In the spring of 1870, General Charles T. Campbell established a stagecoach stop for the Firesteel Trail.  This stop, which included his residence, an inn, a general store and a large horse barn became the original town of Scotland South Dakota.  Campbell, along with about 100 families of Scottish and English ancestry, located this stop on a flat area beside Dawson Creek, about a half-mile southeast of the Chalk Rock Museum.  In 1879, Campbell encouraged his friend Alexander Mitchell to build a railroad line through Scotland from Marion Junction which was northeast of Scotland.

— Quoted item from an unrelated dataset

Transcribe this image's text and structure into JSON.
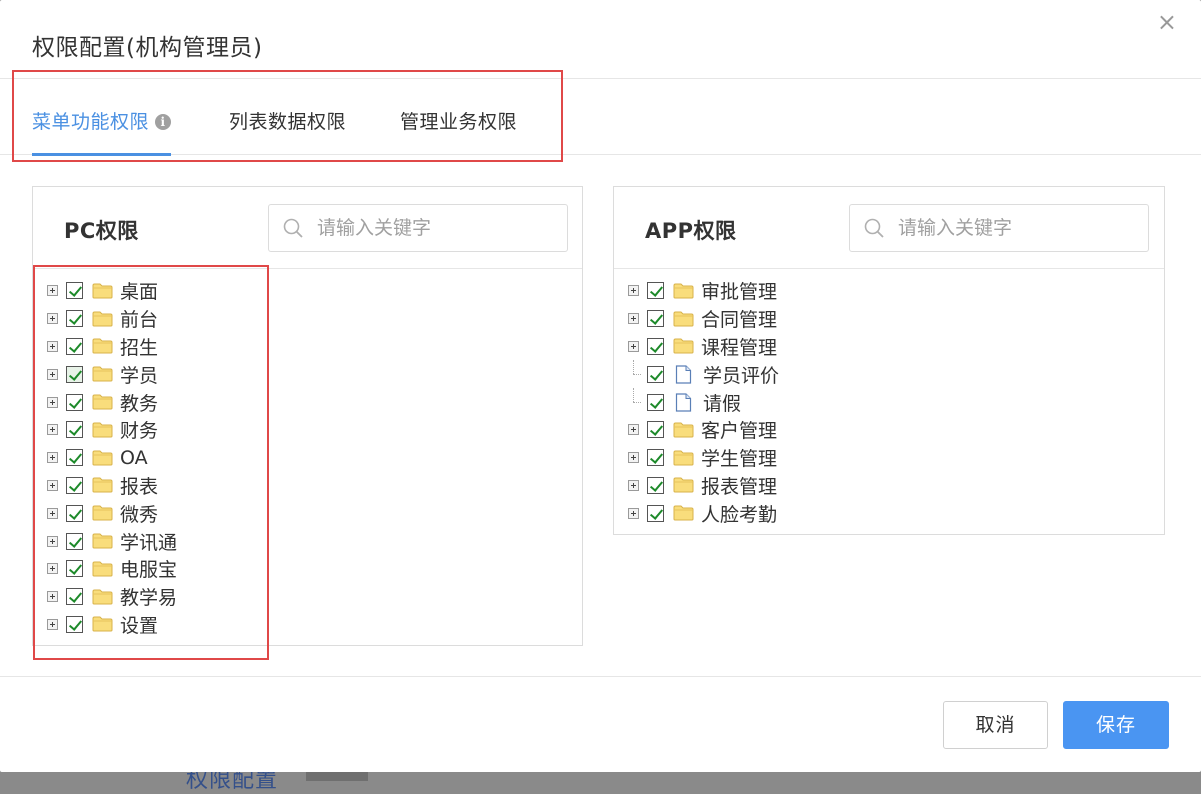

When the railroad arrived in 1880, the town moved "upland" to meet it onto land owned by John Stafford who deeded the land to the railroad and platted 80 acres for the new town.  With the railroad spurring new growth, other additions were platted by Phillip Becker, Johanna, Bertha, and Sara Korb, John Lawler and Abel Stafford.  By 1884, Scotland's population was up to 1200 with railroad service connecting it to the east and south.  By 1891 the population had risen to 1500 but was beginning to feel the effects of new homesteading in Charles Mix County and points west.

Scotland remained a strong business town through both World Wars and the Great Depression, Saturday and Sunday nights being excessively active nights--the theater held 400 and would have two showings to sold-out houses, while the stores and cafes' stayed open until midnight to accommodate the crowds.

This is but one of hundred stories of westward expansion after the Civil War by the hearty Scots whose homes on the east coast were destroyed by war.  The western frontier held a mystique for freedom and justice the Scots, Irish and English and German emigrants could not resist.

Scotland South Dakota is a thriving community with excellent medical facilities, strong schools and many churches and other amenities that comprises a Small Town with a Big Heart.